September 11, 2012
"Right now, in Leesburg, Va., the office of the U.S. Trade Representative is negotiating a so-called 'trade agreement' -- the 'Trans-Pacific Partnership Agreement' -- that could put the lives of millions of innocent civilians at risk" by potentially limiting access to life-saving medications, including antiretroviral drugs, Robert Naiman, policy director at Just Foreign Policy, writes in the Huffington Post Blog. "The process is secret: USTR refuses to publish a draft negotiating text, so any American who isn't cleared by USTR to see the text can't say for sure exactly what USTR is doing right now," he writes, adding, "But because there was a previous leak of the chapter of the draft negotiating text that dealt with intellectual property claims, people who have followed these issues closely have some idea of what USTR has been doing on our dime."

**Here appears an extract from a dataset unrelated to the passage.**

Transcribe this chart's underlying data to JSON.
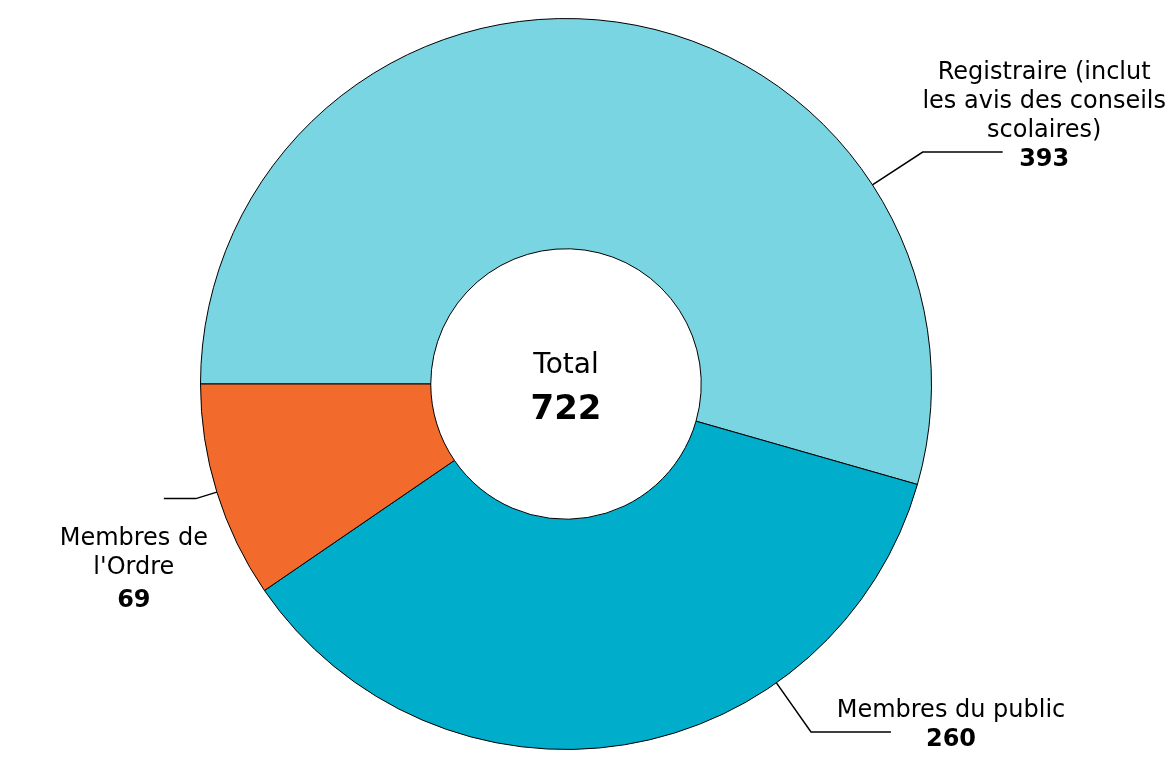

Naiman says Medecins Sans Frontieres (MSF) earlier this year "said, USTR is 'promoting restrictive trade policies that would make it much harder for patients, governments and treatment providers like MSF to access price-lowering generic drugs.'" He continues, "We shouldn't have to fight USTR on access to essential medicines every time they negotiate a new 'trade deal,'" and adds, "USTR should cry uncle on this for all time, no matter how much money brand-name drug companies spend on lobbying and political campaigns." Naiman concludes, "If you think you might have an opinion on this at some point, the time to make some noise is now. Later may be too late" (9/10).